(10)「新敢戦――釜山行」
軍事境界線西部を防衛する最精鋭、大韓民国陸軍第3野戦軍が未確認巨大生物と交戦を開始したのは、9月13日午前10時のことであった。
有事の際に南侵を試みる朝鮮人民軍陸軍を迎え撃つために、編成された韓国陸軍第3野戦軍の規模と実力は、東アジア最強と言える。首都防衛軍団、第1軍団、第7機動軍団をはじめとする5個軍団(常備14個師団)を指揮下におき、総動員令が発令されれば、その手持ち兵力は23個師団にもなる。
しかしながらその戦力は、朝鮮人民軍を迎え撃つのには十分でも、未確認巨大生物を阻止するのには不十分であった。155mm榴弾砲と227mmMLRS黒龍による突撃破砕砲撃は巨大生物の進撃を鈍らせはしたが、撃破には届かない。
第3野戦軍司令部の参謀たちの中には、「通常兵器による攻撃は無駄」と広言して憚らない者も現れた。
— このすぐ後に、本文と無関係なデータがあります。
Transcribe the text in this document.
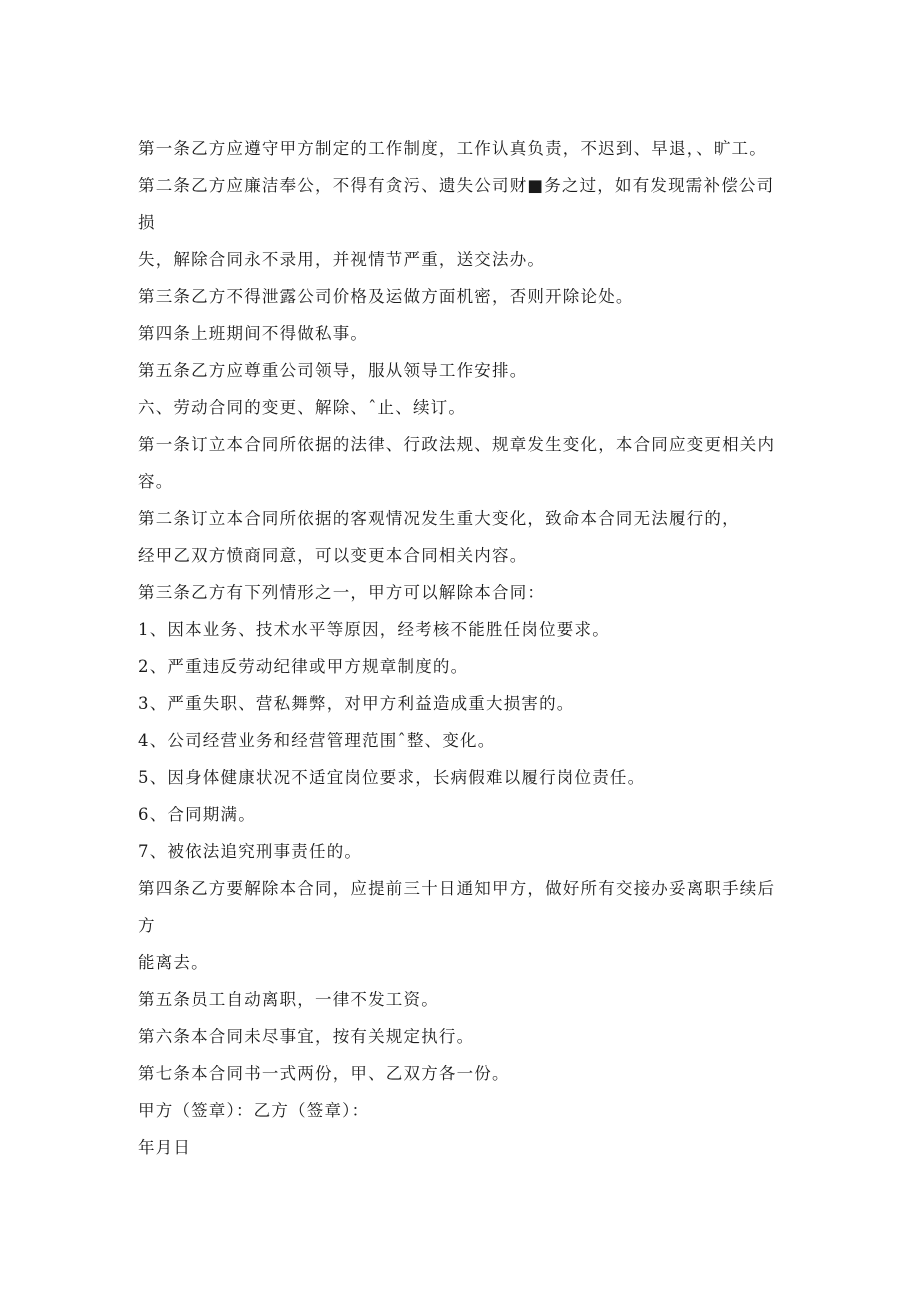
第一条乙方应遵守甲方制定的工作制度，工作认真负责，不迟到、早退，、旷工。

第二条乙方应廉洁奉公，不得有贪污、遗失公司财■务之过，如有发现需补偿公司损

失，解除合同永不录用，并视情节严重，送交法办。

第三条乙方不得泄露公司价格及运做方面机密，否则开除论处。

第四条上班期间不得做私事。

第五条乙方应尊重公司领导，服从领导工作安排。

六、劳动合同的变更、解除、ˆ止、续订。

第一条订立本合同所依据的法律、行政法规、规章发生变化，本合同应变更相关内

容。

第二条订立本合同所依据的客观情况发生重大变化，致命本合同无法履行的，

经甲乙双方愤商同意，可以变更本合同相关内容。

第三条乙方有下列情形之一，甲方可以解除本合同：

1、因本业务、技术水平等原因，经考核不能胜任岗位要求。

2、严重违反劳动纪律或甲方规章制度的。

3、严重失职、营私舞弊，对甲方利益造成重大损害的。

4、公司经营业务和经营管理范围ˆ整、变化。

5、因身体健康状况不适宜岗位要求，长病假难以履行岗位责任。

6、合同期满。

7、被依法追究刑事责任的。

第四条乙方要解除本合同，应提前三十日通知甲方，做好所有交接办妥离职手续后方

能离去。

第五条员工自动离职，一律不发工资。

第六条本合同未尽事宜，按有关规定执行。

第七条本合同书一式两份，甲、乙双方各一份。

甲方（签章）：乙方（签章）：

年月日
朝鮮人民軍関係者の言が真実だとすれば、巨大生物は核攻撃にさえ耐えたのである。通常兵器で撃破がかなうわけがない。
だが彼ら第3野戦軍は、諦めるわけにはいかなかった。
「第5軍団は東豆川市の防衛に失敗ッ、まもなく揚州市に入ります!」
「目標はKORAIL京元線に沿う形で南侵中。揚州市が陥落すれば、次は議政府市――議政府市が突破されればもうソウルです。目標の進撃速度が緩まなければ、2時間後にはソウルが蹂躙されます!」
「第1軍団、第5軍団司令部にはいかなる犠牲を払ってでも、目標を揚州市内に留めるよう厳命せよ。ソウル市民の避難状況はどうなっている?」
軍事境界線から40㎞程度しか離れていない1000万人都市ソウルでは、市民の避難はまったくもって進んでいなかった。北朝鮮領内での連続核爆発から有事発生の危険性を感じ取った一部の賢い市民は、巨大生物が軍事境界線に現れる前から自主的に避難をしていた。だがしかし一方で、大部分の市民たちは衣食住と仕事を容易に捨てられず、この破滅の瞬間を迎えた。
「市民の避難はまったく進んでいません。幹線道路・一般道を問わず、数百㎞の渋滞が発生、路線バスによる輸送は期待できません」
「頼みの綱のKORAILは、京釜線を使ってソウル市民を天安市(韓国中西部の都市)へと避難させています。ただ世宗特別自治市を初めとする大小都市が攻撃を受けたため、運行状況はかなり不安定です。人身事故も頻発しており、それを無視しながら走行している形です」
「金浦国際空港と仁川国際空港は現在、封鎖中です。搭乗できる見込みがないと分かり、暴徒と化した避難民が滑走路内に殺到したらしく……」
他の大小都市で発生した惨劇をSNSで認知した約900万の市民は狂乱したが、未だソウル市内から脱出出来ていなかった。ソウル近隣の市・郡も合算すれば、避難を要する市民総数は2000万――大韓民国国民の約半数にも及ぶ。軍事境界線至近の距離にある大都市への一極集中、それを是正しなかったツケは大きすぎた。
「現在、航空作戦司令部と大韓民国空軍は協同して、救援航空オペレーションを開始しています」
「陸空軍機など何のアテにもならんぞ」
緊急避難というよりも民族大移動に近しい、2000万名の移動。
だがしかしそれに対して、韓国が持つ輸送能力は貧弱に過ぎた。恐慌状態に陥った避難民と、韓国全土が核攻撃を受けるという非常事態下――民間の交通機関は破綻寸前にまで追い詰められた。
大韓民国陸海空軍の輸送能力は、お寒い限りである。朝鮮人民軍を仮想敵として、正面装備の拡充に力を入れざるを得なかった彼らは、輸送に関する装備が極めて僅少である。避難民の輸送に使えそうな空中機材と言えば、CH-47輸送ヘリが陸空合わせて23機あるだけだ。
「ソウル市民1000万、首都圏住民約2000万が避難する時間を、稼ぎ出すしかない……」
避難が遅々として進まない以上、韓国陸軍第3野戦軍はいかなる犠牲を払ってでも、未確認巨大生物を足止めし、市民のために猶予の時間を稼ぎ出すほかなかった。
そして第3野戦軍司令部と同様の結論に、米韓連合司令部も至ったのであろう。
“いかなる犠牲を払ってでも”、未確認巨大生物の進撃を止める――悲壮な覚悟を固めた彼らは、最終オプションを選択した。
大陸間弾道弾ミニットマンによる核攻撃。
広島型原爆の20倍の威力を持つ300キロトン級熱核弾頭が、揚州市街地一帯を焼き払った。